Man allegedly tried to cook bin chicken
An alleged birdnapper, who said he tied an ibis up by its feet, attempted to cook it and tried to shove it in a trolley because “birds annoy” him, has been released on bail subject to a very specific set of rules.
Tom Quach was granted bail at Waverley Local Court on Wednesday, charged with animal cruelty and harming or attempting to harm a protected animal.
Quach was arrested earlier this year after a video of him trying to put the distressed bird in his wheeled shopping bag went viral online.
Police received calls regarding a man who had allegedly captured an ibis outside Eastwood train station.
Officers were told the man allegedly tied a rope around the bird’s feet and neck, and was trying to place the bird into a wheeled red trolley bag.
Several members of the public intervened and managed to take the bird from the man, who left the area before police arrived.
Witnesses told police the bird appeared to have an injured beak and was bleeding, but it flew away before police and WIRES arrived.
On Wednesday, Quach was granted conditional bail to return to his Maroubra home, but will be barred from approaching or possessing any birds.
No more than three times per week, Quach’s home will also be subject to a police search looking for any birds - dead or alive.
The court previously heard Quach had “lashed out” at the ibis because other birds had been “chasing and attacking” him.
“In his mind he was under attack,” his legal aid solicitor told the court.
“The birds were following him and annoying him and he lashed out and took his frustrations out on the bird.”
Quach also faces a single charge each of having a prohibited drug and possessing goods suspected of being stolen.

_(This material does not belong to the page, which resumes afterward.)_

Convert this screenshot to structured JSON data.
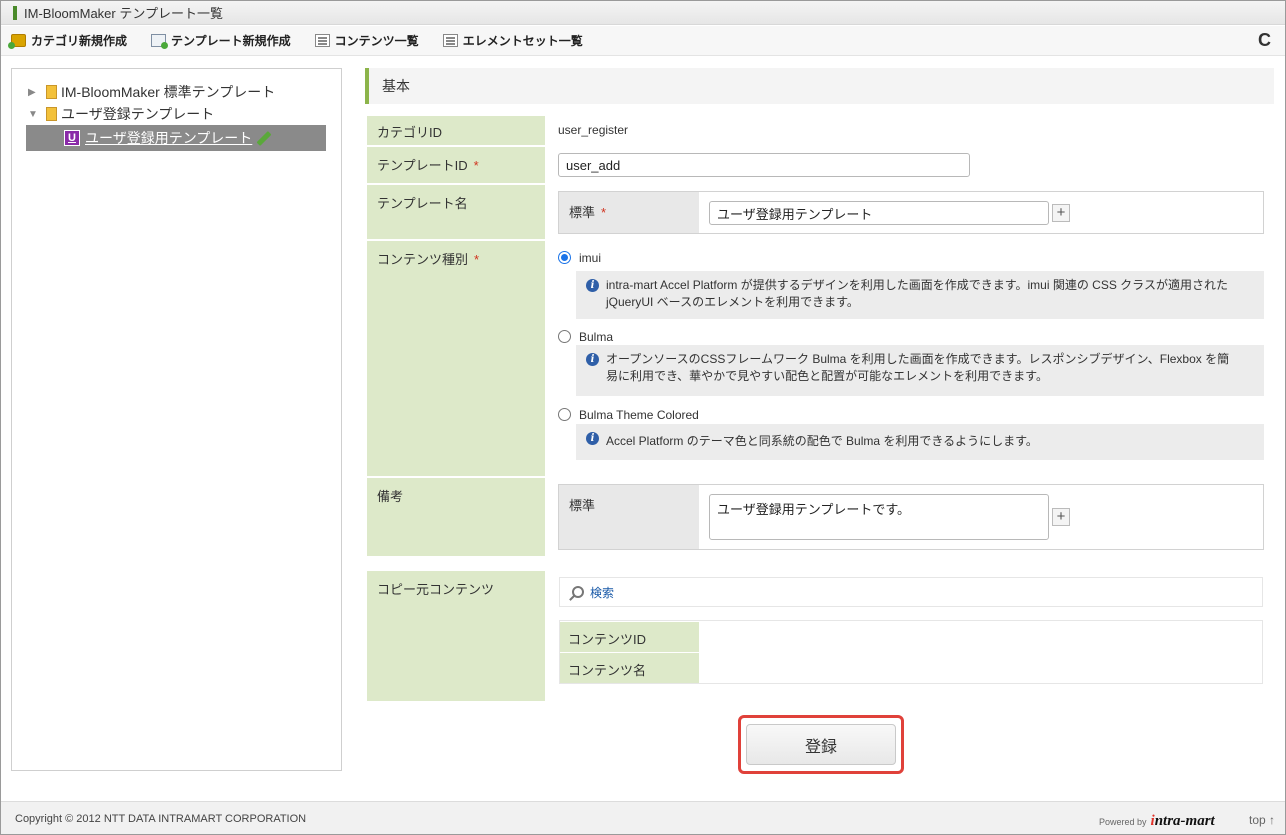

Under the bail conditions imposed on Wednesday, Quach will be required to report to Maroubra police daily and is subject to a strict curfew from 8pm to 6am.
He was also ordered to undertake treatment at Prince of Wales hospital and will be barred from consuming any drugs or alcohol.
The white Australian ibis, colloquially referred to as a bin chicken, is a protected species under the NSW National Parks and Wildlife Act 1974. As such, it cannot be harmed or interfered with.